When you're a kid, everything seems like it's forever. A trip to buy groceries takes forever. School never ends. Sunday afternoons are an eternity between the purposefully ignorant of responsibilities Sunday mornings and the cold sweat last minute panic of Sunday nights. It's always forever until Christmas, and when it finally comes, it's always another forever until your birthday.
But then you grow up, and you realize that life is transitory, and things end.
Bands you like will eventually suck, you'll eventually cease to be cool, and your goldfish is going to be so dead in about two weeks.
It's a depressing thought, and that's why we look for the constants in our lives, because we need to make sure that we're holding on to something tangible, something that won't eventually slip through our fingers.
The Ohio State football team went 12-0 last season, and for the past few months I've been doing is trying to think of ways that it couldn't possibly happen again.
After all, that 12-0 record was a result of a combination of some luck and great individual performances at critical times, which, to my brain, means that it was an incredibly unlikely occurrence destined to never happen again anywhere ever.

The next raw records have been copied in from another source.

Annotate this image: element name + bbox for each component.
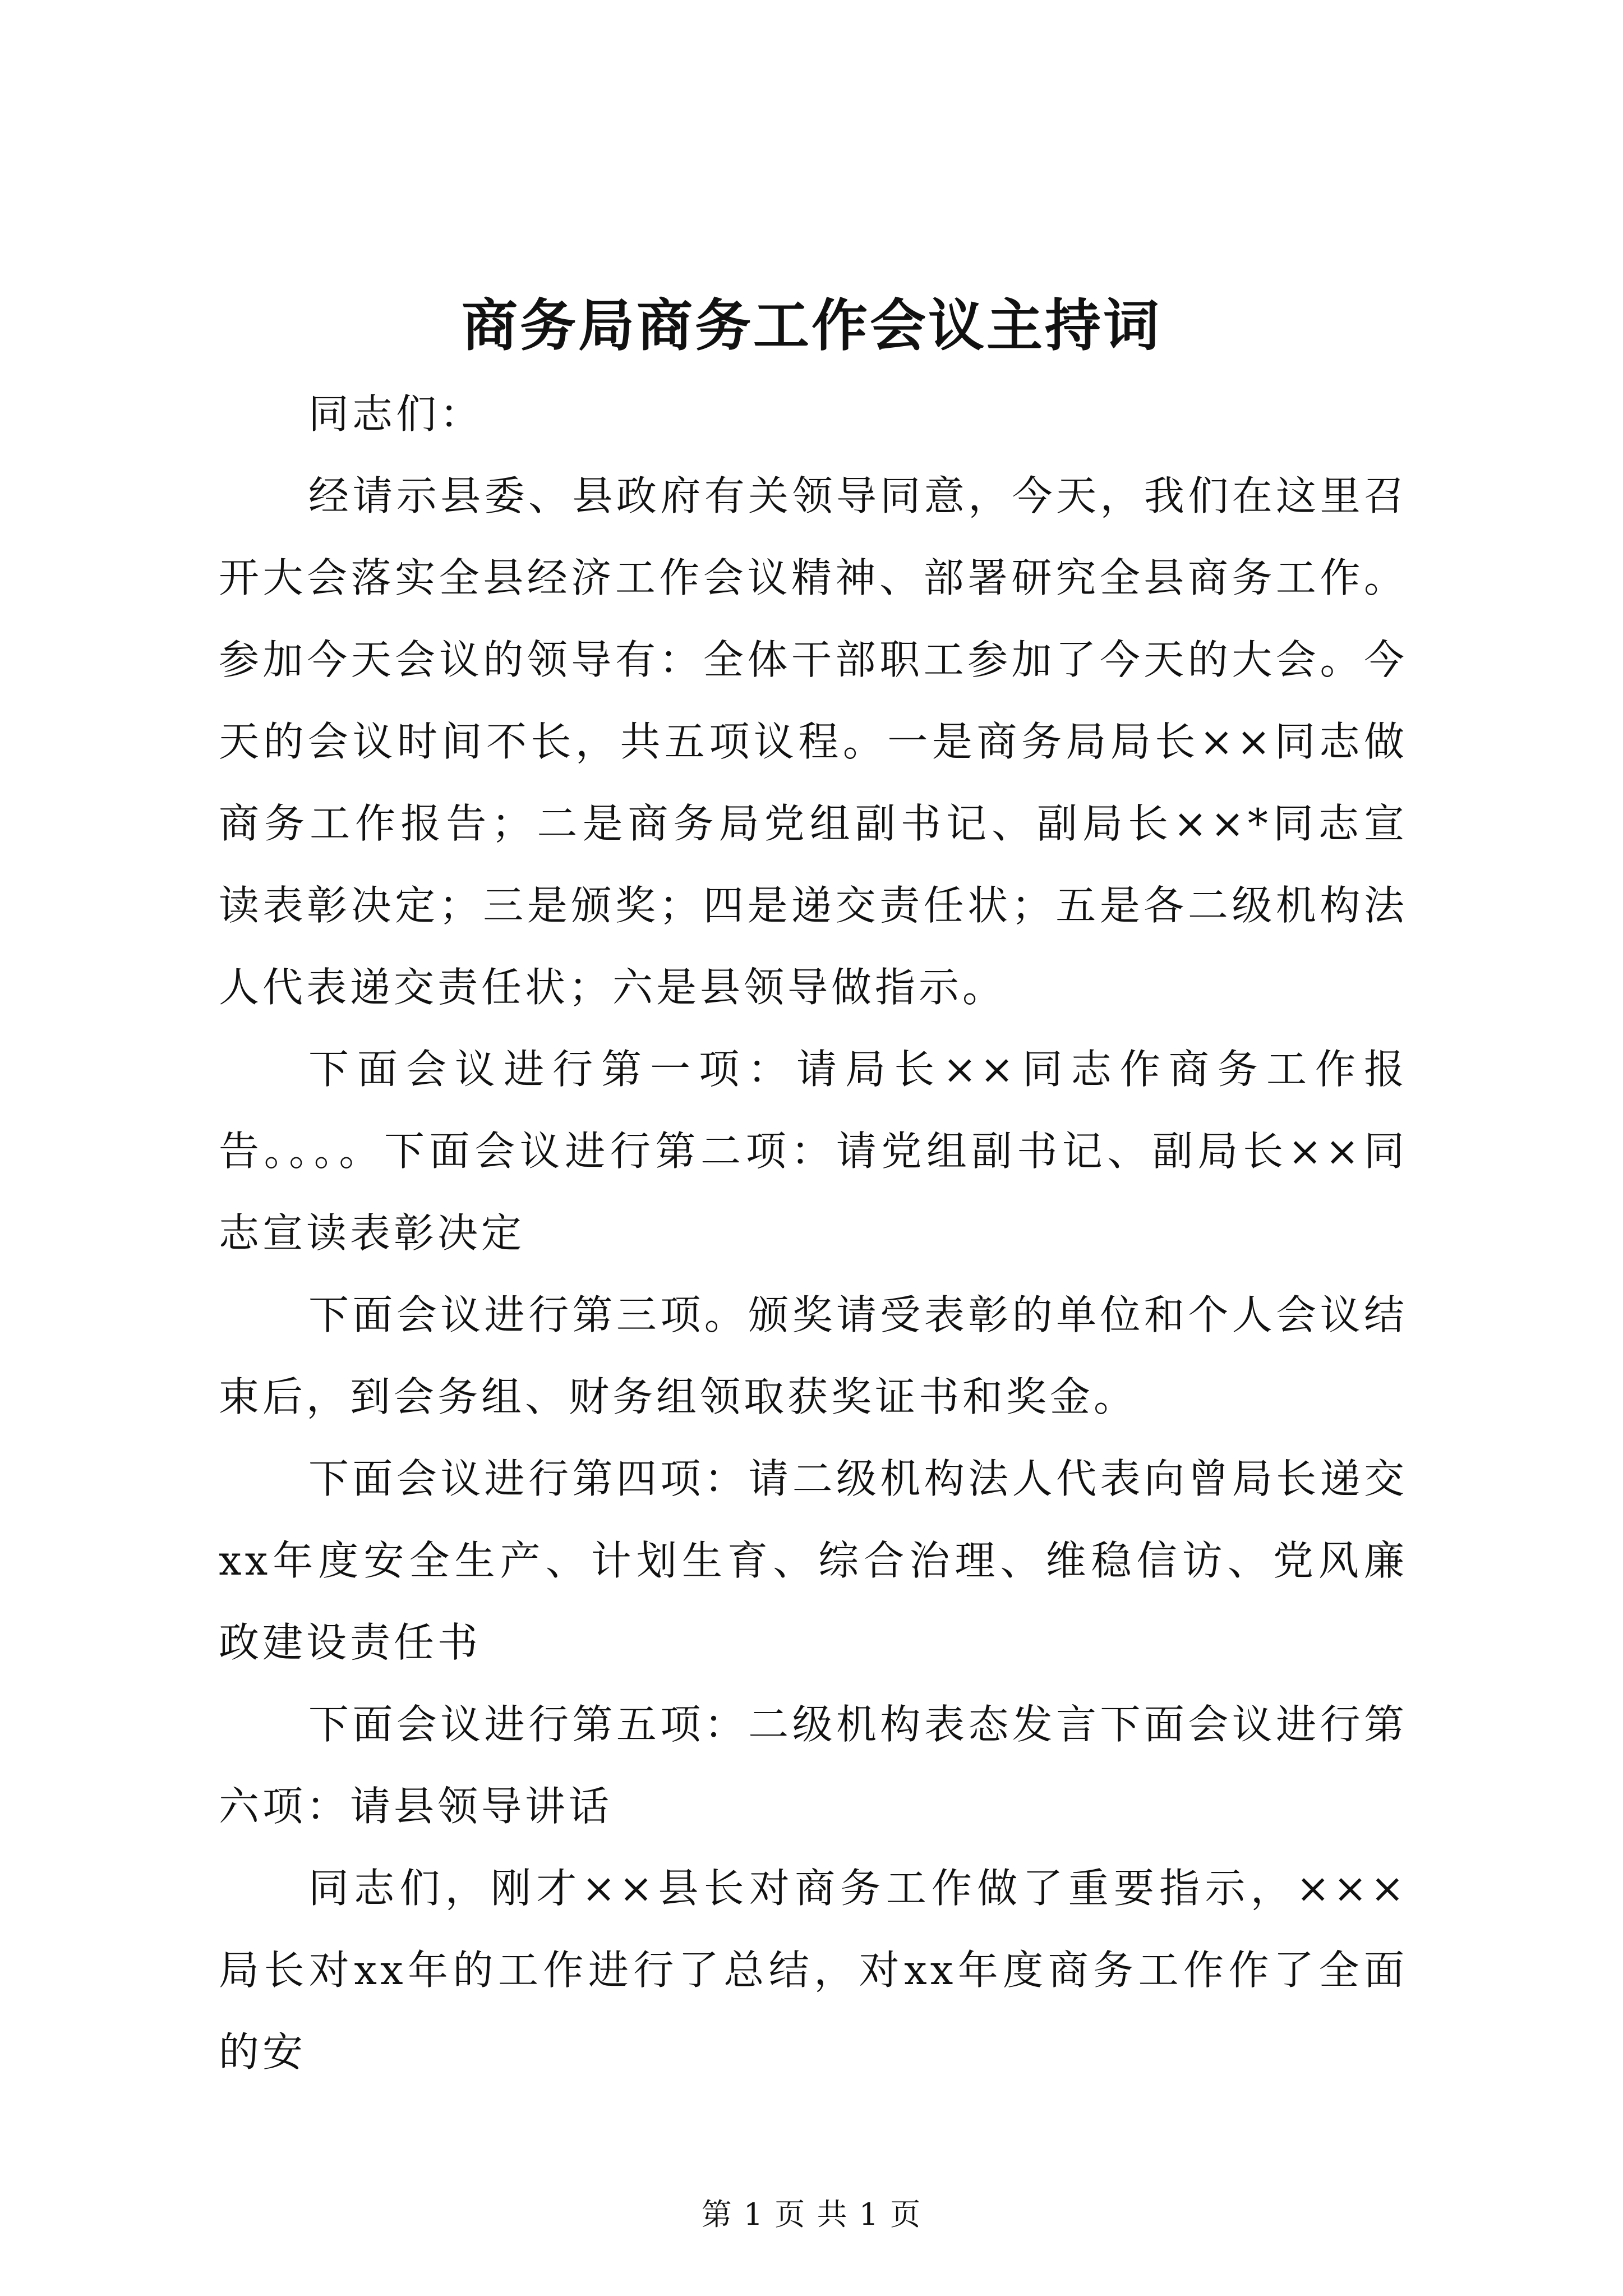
body-paragraph: 下面会议进行第四项：请二级机构法人代表向曾局长递交xx年度安全生产、计划生育、综合治理、维稳信访、党风廉政建设责任书 xyxy=(219,1455,1408,1666)
page-number-footer: 第 1 页 共 1 页 xyxy=(701,2197,922,2232)
body-paragraph: 下面会议进行第三项。颁奖请受表彰的单位和个人会议结束后，到会务组、财务组领取获奖证书和奖金。 xyxy=(219,1291,1408,1420)
document-body xyxy=(219,373,1408,2093)
salutation-paragraph: 同志们： xyxy=(308,390,484,438)
body-paragraph: 下面会议进行第五项：二级机构表态发言下面会议进行第六项：请县领导讲话 xyxy=(219,1701,1408,1830)
body-paragraph: 下面会议进行第一项：请局长××同志作商务工作报告。。。。下面会议进行第二项：请党组副书记、副局长××同志宣读表彰决定 xyxy=(219,1046,1408,1257)
page-title: 商务局商务工作会议主持词 xyxy=(462,292,1161,358)
body-paragraph: 同志们，刚才××县长对商务工作做了重要指示，×××局长对xx年的工作进行了总结，对xx年度商务工作作了全面的安 xyxy=(219,1865,1408,2076)
body-paragraph: 经请示县委、县政府有关领导同意，今天，我们在这里召开大会落实全县经济工作会议精神、部署研究全县商务工作。参加今天会议的领导有：全体干部职工参加了今天的大会。今天的会议时间不长，共五项议程。一是商务局局长××同志做商务工作报告；二是商务局党组副书记、副局长××*同志宣读表彰决定；三是颁奖；四是递交责任状；五是各二级机构法人代表递交责任状；六是县领导做指示。 xyxy=(219,472,1408,1011)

What if Braxton Miller gets hurt? What if there is no second receiver option? What if the defensive line is overrated again this year? What if Tom Herman is distracted in what might be his final year at Ohio State? Who are our second and third linebackers? Really, Curtis Grant? Really? What if the offensive line suffers an injury? What if the safety play doesn't improve? Is Carlos Hyde a one year wonder? What if we lose to Michigan? What's going to happen when the eventual heat death of the universe causes total entropy?
The problem with this thinking isn't just how negative and anxiety-ridden it is, it's also that it doesn't give you time to sit back and enjoy it when things do go well. Of course, Urban Meyer doesn't have the luxury of doing either. The nature of his business dictates that he be a shark, constantly moving forward past both successes and failures with the belief that along the way you're getting things done and winning at the same time.
During the Civil War, Ohio General William Tecumseh Sherman wrote to fellow Ohio General Ulysses S Grant and said that, unlike himself, Grant "manifested a simple faith in success" that was akin to "the faith which a Christian has in his Saviour." That faith in his own ability to win was unshakable, Sherman said, and is what caused him to be great.
Urban Meyer and his fellow coaches across major sports, at all levels have that simple faith in success. I am both amazed and infuriated by this.
I can think of once, once, in the past several years that I was utterly, unbendingly convinced that Ohio State would prevail in a big game that they were not 10 point favorites, and that was at home against Miami in 2010 (where they were 8 point favorites), a game that they won fairly handily.
Which is sad! Buckeye fans share the same curse that fans of the Yankees, Lakers, Manchester United, and the USA in general all have: expectations are so high for winning that we worry more about failure than we hope for success. We have nearly the opposite attitude that the players and the coaches of the teams we root for have, because we've become so attached to the idea of a permanent avoidance of failure.
Is it likely that Ohio State will go undefeated for the second straight season en route to a national title and eternal (read: 3-5 year) glory? No, it isn't, and every one of the concerns that I listed above is valid and could derail the season. Except for the heat death of the universe, that won't be for several billion years after Braxton Miller has exhausted his eligibility.
But with that said, we need to make an effort to enjoy the ride as it comes to us, no matter what our expectations are or how long we think we'll have Urban around to be awesome. The Purdue overtime win was a thrilling, ridiculous game that was a ton of fun in any context, bowl-ban year or not. Hopefully if a similar situation shows up this year when the team is 8-1, we can enjoy it just as much as it deserves.
Last story: last night I was watching the Reds game, all the way up until the bottom of the 7th when the Reds were losing 4-2. Knowing the Braves have an excellent relief corps, one of the best closers in the majors, and the Reds have been in a hitting slump, I said screw it and turned the game off.
Then this happened.
The point is, if you get too worried about all the variables and unlikelihood of things going well, you'll miss the walk off home runs in life. If you're good, you'll win. You just need to have a simple faith in success.
Or, like a poet once wrote, you just gotta believe!